Knowing about someone is no substitute for knowing them personally.

Christianity does include theology, and religion, and learning, and world view. But those things aren’t the heart of our Christian life, if we are really walking with God. At the heart of our Christian life is a relationship with a real Person. I don’t believe and trust God because I’ve read that he’s there and that he’s powerful and trustworthy. I believe and trust God because I know him and I’ve seen what he is like and what he does in my life. That’s what real relationships are like.

I need to be careful to not give the impression that I think theology is bad. On the contrary, theology is very important. When we love someone we want to know all we can about them. God has told us a lot about himself in the Bible. If you love him, you will want to know what he’s said about himself. You’ll want to read about how he was faithful in the lives of countless others who have gone before. You’ll want to know what he’s said about what he wants and doesn’t want from us. Not only that, but you’ll want to help other people understand what he’s really like if they have misconceptions about him.

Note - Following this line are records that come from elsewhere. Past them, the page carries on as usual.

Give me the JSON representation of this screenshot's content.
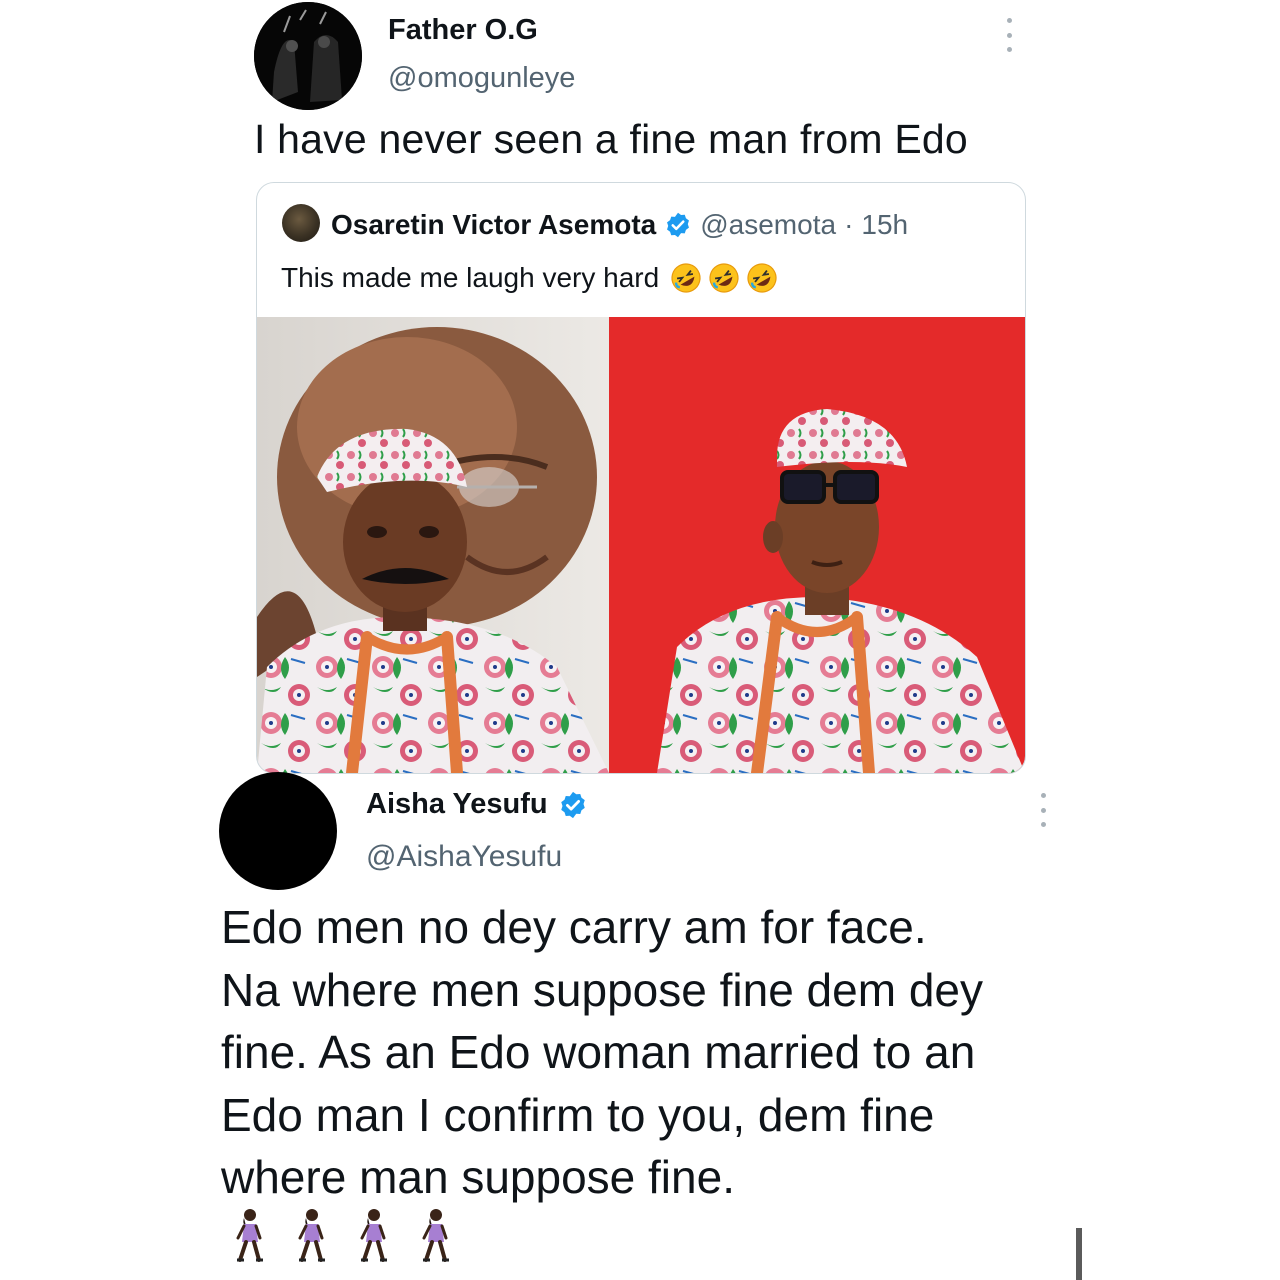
{
  "top_tweet": {
    "name": "Father O.G",
    "handle": "@omogunleye",
    "text": "I have never seen a fine man from Edo",
    "more_icon": "more-vertical-icon"
  },
  "quoted_tweet": {
    "name": "Osaretin Victor Asemota",
    "handle": "@asemota",
    "separator": "·",
    "time": "15h",
    "text": "This made me laugh very hard",
    "emoji_icons": [
      "rolling-on-floor-laughing-icon",
      "rolling-on-floor-laughing-icon",
      "rolling-on-floor-laughing-icon"
    ],
    "image_icon": "photo-two-men-in-traditional-attire"
  },
  "reply_tweet": {
    "name": "Aisha Yesufu",
    "handle": "@AishaYesufu",
    "text_lines": [
      "Edo men no dey carry am for face.",
      "Na where men suppose fine dem dey",
      "fine. As an Edo woman married to an",
      "Edo man I confirm to you, dem fine",
      "where man suppose fine."
    ],
    "emoji_icons": [
      "woman-walking-icon",
      "woman-walking-icon",
      "woman-walking-icon",
      "woman-walking-icon"
    ],
    "more_icon": "more-vertical-icon"
  },
  "colors": {
    "verified_blue": "#1d9bf0",
    "secondary_text": "#536471",
    "red_background": "#e42a2a"
  }
}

But we can’t substitute theology for relationship. Our theology is faulty. It is made up of human interpretation of what Scripture tells us. It involves human wisdom. These things are not perfect. Our best theology is flawed. There is so much that the Bible doesn’t tell us at length that we really want to know. So we make our theology systematic so that we can bring more sense to it. There’s nothing wrong with that, but it is no substitute for knowing God. Don’t let your theology become your idol.

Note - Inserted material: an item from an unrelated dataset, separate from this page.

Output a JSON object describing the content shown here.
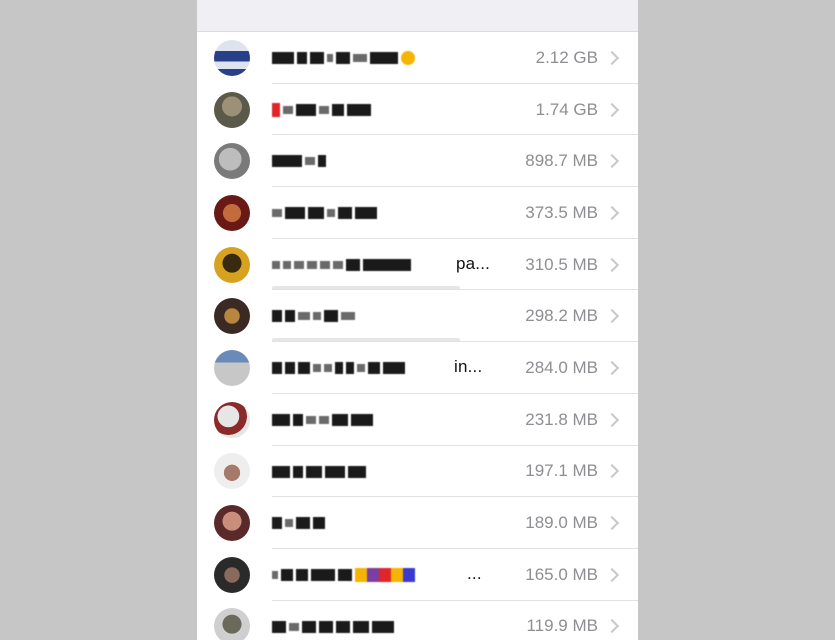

Here’s the thing. God is real. The Father is a real Person. The Holy Spirit is real too, and he’s acting today in your heart and mine. He illuminates Scripture to us. He speaks to our hearts. He leads us in our daily lives, if we’ll listen. He’s doing stuff, in you (if you belong to him) and all around you. He is all knowing, all powerful, fully present everywhere, and he loves you more than you can imagine. He’s not faithful and full of grace and forgiving and blessing you in some abstract philosophical sense. He’s really like that, really doing that, right now in your life. Don’t substitute theology and religion for knowing and experiencing true relationship with the real Person.

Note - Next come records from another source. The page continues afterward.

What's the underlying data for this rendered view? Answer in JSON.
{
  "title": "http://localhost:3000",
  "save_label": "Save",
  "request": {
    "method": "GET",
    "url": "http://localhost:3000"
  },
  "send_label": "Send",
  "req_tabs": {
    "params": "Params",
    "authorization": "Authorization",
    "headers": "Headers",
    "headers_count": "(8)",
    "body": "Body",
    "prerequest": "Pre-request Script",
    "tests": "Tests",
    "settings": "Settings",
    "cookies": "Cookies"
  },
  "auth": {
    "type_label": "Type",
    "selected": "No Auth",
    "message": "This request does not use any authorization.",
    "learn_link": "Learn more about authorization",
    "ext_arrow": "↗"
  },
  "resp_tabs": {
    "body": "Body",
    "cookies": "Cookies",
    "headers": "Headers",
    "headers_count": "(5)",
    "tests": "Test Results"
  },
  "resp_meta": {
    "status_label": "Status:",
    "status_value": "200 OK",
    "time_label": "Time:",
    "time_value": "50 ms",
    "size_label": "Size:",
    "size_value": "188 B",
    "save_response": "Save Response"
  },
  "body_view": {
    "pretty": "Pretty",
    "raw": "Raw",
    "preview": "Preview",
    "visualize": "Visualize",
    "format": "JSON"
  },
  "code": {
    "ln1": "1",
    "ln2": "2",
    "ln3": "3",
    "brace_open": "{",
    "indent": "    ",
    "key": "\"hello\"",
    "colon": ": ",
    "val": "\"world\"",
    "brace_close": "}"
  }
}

It is interesting to me that God has chosen to not be as clear as we would like him to be on some things. My son asks lots of questions about eternity. What was it like before God made the world? What will heaven be like? There’s plenty we just don’t know much about. It’s tempting to fill in the gaps. We would like to make end times prophecies more clear than God has made them. We’d like to understand the Trinity better, and to know more about the process of creation. I have tons of “Why?” questions that the Bible just doesn’t fully answer. It isn’t that God couldn’t have explained these things better. The Bible we have is exactly what he’s chosen to say in his Word.

Don’t start with your theology and then try to get God to fit in the box you’ve built for him. It doesn’t work. God is who he is, independent of whether or not we believe the right things about him or even believe in him at all. Many of the people who rejected Jesus when he came to Earth rejected him because he didn’t fit in the box of their theology. Wouldn’t it be a tragedy to be working so hard at being a good Christian that you leave out Christ, as a person with whom you can have an actual relationship? Theology is important, but it is much more important to know God than to know about God.

In your daily walk with him, don’t focus on religion and practices and lists and knowledge. Turn your heart toward God. When you read his Word, read it as one who is pursuing a relationship. Read what he’s said as if you’re reading something written for you by someone you love, rather than like you’re reading a history book or a manual.

The same God who you read about in the Bible is with you now. He hasn’t changed. What you believe about him doesn’t change who he is at all. God is real. He is actively at work today. He’s here, right now. He wants you to have a relationship with him personally, because he loves you personally.